Yes, but it's my computer and it is much easier for me to get the job done relative to doing it on some PlayStation, even without any help from steam.
Sony not giving you a way to easily extract your own data from the system is a consequence of it being a walled garden, but there's no onus on Sony to integrate specifically with other arbitrary third parties.
It has nothing to do with whether or not the PS5 is a walled garden or their feelings on Twitter as a platform. They liked it enough to add the feature in the first place, and when it didn't make financial sense, due to some highly questionable choices by the new CEO, they discontinued it. If Musk had any business sense he would have let them keep posting for free to drive up engagement, but he's obviously made some bad decisions and dramatically tanked the value of Twitter compared with what he paid for it so I can't speak to what drives his decision making process.
You still can easily post your PS5 media to Twitter, you just have to do it yourself instead of use the built in PS5 sharing feature. Much like most PC games that function without a dedicated Twitter sharing feature.
Did the Digital Markets Act incur any outcomes when this occurred?
But preventing twitter from being able to be accessed may not hold up.

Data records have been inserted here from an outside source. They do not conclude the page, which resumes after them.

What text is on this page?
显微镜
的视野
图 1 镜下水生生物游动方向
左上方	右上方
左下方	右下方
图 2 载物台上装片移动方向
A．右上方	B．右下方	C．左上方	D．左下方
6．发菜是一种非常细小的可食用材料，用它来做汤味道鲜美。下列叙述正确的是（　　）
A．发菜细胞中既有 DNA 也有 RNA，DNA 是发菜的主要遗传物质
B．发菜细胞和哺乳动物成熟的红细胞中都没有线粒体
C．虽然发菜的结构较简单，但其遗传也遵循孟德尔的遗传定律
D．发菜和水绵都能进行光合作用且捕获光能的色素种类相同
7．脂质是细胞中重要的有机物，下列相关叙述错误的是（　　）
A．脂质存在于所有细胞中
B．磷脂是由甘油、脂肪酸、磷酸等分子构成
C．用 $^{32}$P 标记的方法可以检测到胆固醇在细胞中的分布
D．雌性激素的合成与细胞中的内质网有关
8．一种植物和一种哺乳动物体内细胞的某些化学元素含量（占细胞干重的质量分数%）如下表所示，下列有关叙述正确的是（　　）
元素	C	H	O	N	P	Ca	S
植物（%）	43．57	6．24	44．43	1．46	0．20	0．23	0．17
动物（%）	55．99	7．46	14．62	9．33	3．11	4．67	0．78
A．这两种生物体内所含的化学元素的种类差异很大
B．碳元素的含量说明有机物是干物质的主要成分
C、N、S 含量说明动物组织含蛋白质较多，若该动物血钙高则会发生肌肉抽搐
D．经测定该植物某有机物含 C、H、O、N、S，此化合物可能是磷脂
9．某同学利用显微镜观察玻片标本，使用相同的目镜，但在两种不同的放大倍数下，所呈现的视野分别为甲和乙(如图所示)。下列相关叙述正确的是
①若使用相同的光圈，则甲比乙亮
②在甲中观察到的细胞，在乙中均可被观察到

Alphabet, Amazon, Apple, ByteDance, Meta, Microsoft
And the act has never demanded that two companies must integrate with each other.
It is also true that companies don’t need to “integrate”. But they do need to make their services compatible with other third party apps.
Gatekeepers will need to open up various APIs.
And even to the extent that it was used, most of the benefit probably accrued to Sony and game publishers than to the Twitter platform. Nobody is joining Twitter to find out which map of Uncharted Jimmy is currently playing. For people who engage with Twitter in any other way, such tweets might feel a bit like spam and unlikely to do much for the stickiness of the platform, but perhaps decent marketing for the game in question.
Granted, it’s harder to do that on the Playstation but the alternative is just … not sharing it at all which probably is the case for most gamers.
I'm guessing this has to do with the pricing structure and the general change of direction of the X platform.
I love the idea that the peripheral might itself have connectivity to a wider system. Kind of scary, but here for example it's such a useful handy feature. Keep shooting photos on your camera while also being able to have your phone or laptop reading photos off live: neat. Would be great here too.
This could be a neat usb-gadget project. Take an rpi and make it look like a usb-mass storage device. There's a neat subproject there, of reading files off the file with the fat32 partition on it that backs that drive, while the ps5 is still using it.
Like... no, dickhead, I don't care how much money you spent on the company. It's Twitter.
Renaming things is dumb, and it's time someone fell on a sword for doing it. Apparently the Sears Tower wasn't enough of a warning.
The rename to X is different because it is Musk trying to make "fetch" happen. He convinced himself in the late 90s that "X" would be the ultimate website name despite a mountain of user feedback that it would, in fact, not be the ultimate website name. He's had a hyperfixation on it ever since. Now he's the richest man in the world after 20 years of artificially-low interest rates and incestuous relationships on Silicon Valley corporate boards, and no one will tell him it was a shit idea lest they lose their jobs or connections or because they've gotten as poisoned on the kool-aid as he is.
Feel free to use Mandarin inflections if you wish.
(Consignia was the name the Royal Mail (the UK Post Office) briefly, bafflingly adopted in 2001. Everyone completely ignored this, and they quietly changed it back a year or so later. The early noughties were _weird_.)